We have over 100 older volunteers supporting Full Circle groups across the county. We are very proud that our oldest volunteer is 97 years old and and our longest serving volunteer has been going to her Full Circle group for over 18 years!
There are no special skills or experiences needed to become a Full Circle volunteer. All we ask is that our older volunteers
- Are over the age of fifty
- Enjoy being with children or young people
- Can volunteer for one hour a week, during school term times
People decide to volunteer with Full Circle for many reasons. It is a very rewarding experience and an ideal way to
- Have fun
- Make a difference to the lives of younger people
- Meet new people and make new friends
- Gain new experiences and share skills
They teach the children games they’ve never played and they teach them games they’ve never heard of!

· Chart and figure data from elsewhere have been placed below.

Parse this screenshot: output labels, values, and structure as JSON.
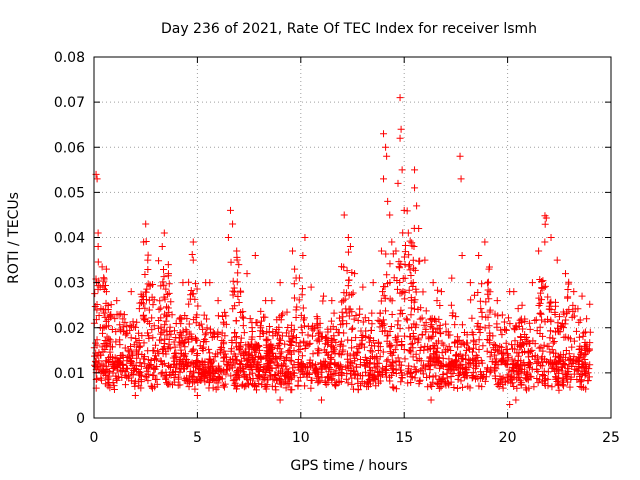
{
  "chart_data": {
    "type": "scatter",
    "title": "Day 236 of 2021, Rate Of TEC Index for receiver lsmh",
    "xlabel": "GPS time / hours",
    "ylabel": "ROTI / TECUs",
    "xlim": [
      0,
      25
    ],
    "ylim": [
      0,
      0.08
    ],
    "xticks": [
      0,
      5,
      10,
      15,
      20,
      25
    ],
    "yticks": [
      0,
      0.01,
      0.02,
      0.03,
      0.04,
      0.05,
      0.06,
      0.07,
      0.08
    ],
    "xtick_labels": [
      "0",
      "5",
      "10",
      "15",
      "20",
      "25"
    ],
    "ytick_labels": [
      "0",
      "0.01",
      "0.02",
      "0.03",
      "0.04",
      "0.05",
      "0.06",
      "0.07",
      "0.08"
    ],
    "grid": true,
    "marker": "+",
    "color": "#ff0000",
    "series": [
      {
        "name": "",
        "points": [
          [
            0.1,
            0.054
          ],
          [
            0.15,
            0.053
          ],
          [
            0.2,
            0.041
          ],
          [
            0.2,
            0.038
          ],
          [
            0.12,
            0.03
          ],
          [
            0.3,
            0.029
          ],
          [
            0.6,
            0.033
          ],
          [
            0.6,
            0.028
          ],
          [
            1.1,
            0.026
          ],
          [
            1.8,
            0.028
          ],
          [
            2.5,
            0.043
          ],
          [
            2.4,
            0.039
          ],
          [
            2.6,
            0.035
          ],
          [
            3.4,
            0.041
          ],
          [
            3.3,
            0.038
          ],
          [
            3.6,
            0.032
          ],
          [
            4.3,
            0.03
          ],
          [
            4.8,
            0.035
          ],
          [
            4.8,
            0.039
          ],
          [
            5.4,
            0.03
          ],
          [
            5.6,
            0.03
          ],
          [
            6.0,
            0.026
          ],
          [
            6.6,
            0.046
          ],
          [
            6.7,
            0.043
          ],
          [
            6.5,
            0.04
          ],
          [
            6.9,
            0.037
          ],
          [
            7.0,
            0.034
          ],
          [
            7.4,
            0.032
          ],
          [
            7.8,
            0.036
          ],
          [
            8.3,
            0.026
          ],
          [
            8.6,
            0.026
          ],
          [
            9.0,
            0.03
          ],
          [
            9.6,
            0.037
          ],
          [
            9.7,
            0.033
          ],
          [
            10.2,
            0.04
          ],
          [
            10.1,
            0.036
          ],
          [
            10.5,
            0.029
          ],
          [
            11.1,
            0.027
          ],
          [
            11.5,
            0.026
          ],
          [
            12.1,
            0.045
          ],
          [
            12.3,
            0.04
          ],
          [
            12.4,
            0.038
          ],
          [
            12.6,
            0.032
          ],
          [
            13.0,
            0.029
          ],
          [
            13.5,
            0.03
          ],
          [
            13.9,
            0.037
          ],
          [
            14.0,
            0.063
          ],
          [
            14.1,
            0.06
          ],
          [
            14.15,
            0.058
          ],
          [
            14.0,
            0.053
          ],
          [
            14.2,
            0.048
          ],
          [
            14.3,
            0.045
          ],
          [
            14.4,
            0.039
          ],
          [
            14.6,
            0.037
          ],
          [
            14.8,
            0.071
          ],
          [
            14.85,
            0.064
          ],
          [
            14.8,
            0.062
          ],
          [
            14.9,
            0.055
          ],
          [
            14.7,
            0.052
          ],
          [
            15.0,
            0.046
          ],
          [
            15.2,
            0.041
          ],
          [
            15.5,
            0.055
          ],
          [
            15.5,
            0.051
          ],
          [
            15.6,
            0.047
          ],
          [
            15.7,
            0.042
          ],
          [
            16.0,
            0.035
          ],
          [
            16.4,
            0.03
          ],
          [
            16.8,
            0.028
          ],
          [
            17.3,
            0.031
          ],
          [
            17.7,
            0.058
          ],
          [
            17.75,
            0.053
          ],
          [
            17.8,
            0.036
          ],
          [
            18.2,
            0.03
          ],
          [
            18.6,
            0.036
          ],
          [
            18.9,
            0.039
          ],
          [
            19.1,
            0.033
          ],
          [
            19.5,
            0.026
          ],
          [
            20.1,
            0.028
          ],
          [
            20.3,
            0.028
          ],
          [
            20.7,
            0.025
          ],
          [
            21.2,
            0.03
          ],
          [
            21.5,
            0.037
          ],
          [
            21.8,
            0.039
          ],
          [
            22.1,
            0.04
          ],
          [
            22.4,
            0.035
          ],
          [
            22.8,
            0.032
          ],
          [
            23.2,
            0.028
          ],
          [
            23.6,
            0.027
          ],
          [
            20.1,
            0.003
          ],
          [
            20.4,
            0.004
          ],
          [
            16.3,
            0.004
          ],
          [
            9.0,
            0.004
          ],
          [
            2.0,
            0.005
          ],
          [
            5.0,
            0.005
          ],
          [
            11.0,
            0.004
          ]
        ]
      }
    ]
  }
}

Each week, a small group of older volunteers come together to spend a lunch time session in school with younger people. Together they share lunch and chat about their week, they then take part in a range of extra-curricular activities – art, board games and cookery.

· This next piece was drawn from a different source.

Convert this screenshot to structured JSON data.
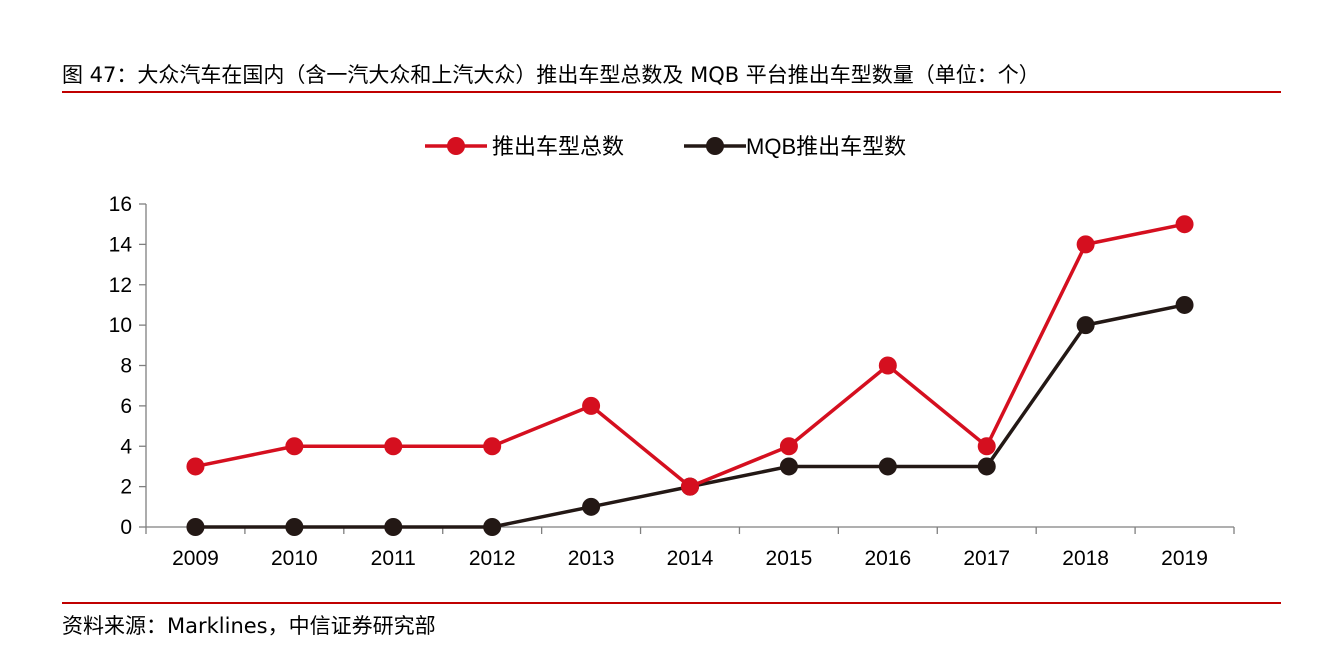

Each group is run by a facilitator, who organises the activities and ensures that the group runs smoothly. But it’s all about fun and friendship at the sessions and by spending time together, older volunteers are able to pass on their skills and life experiences.
Children and young people benefit from the care and attention of new friends. By getting to know each other, each group builds up mutual understanding and respect.
Dorothy, a volunteer at Faringdon Infants’ School, explains:
“We usually arrive about 10 minutes before the group starts, as we like to help set up the tables and have a bit of a chinwag. When the children arrive, Katie (the facilitator) explains what we’re going to do. The children have their lunch with us and it’s nice for us to catch up with what they’ve been doing. We normally do some sort of art or craft activity but you don’t need to be good at that sort of thing – we all muck in. We try to encourage the children to do things for themselves but sometimes they need a bit of help.
I think it’s a lovely time for us volunteers as well as the children because there’s lots of laughter and fun. It’s good to see all the relationships developing and I enjoy the company of the other volunteers. The children really do progress during their time with Full Circle. I can think of one boy, in particular, who was very shy and quiet when he first came but you could see him blooming week by week.
During the school holidays, we all really miss Full Circle but it’s lovely when you see the children in the shops and they always say hello and often come and give you a big cuddle. Even children who don’t come to Full Circle anymore always want to chat with you. It makes you realise that you’ve made a real difference.”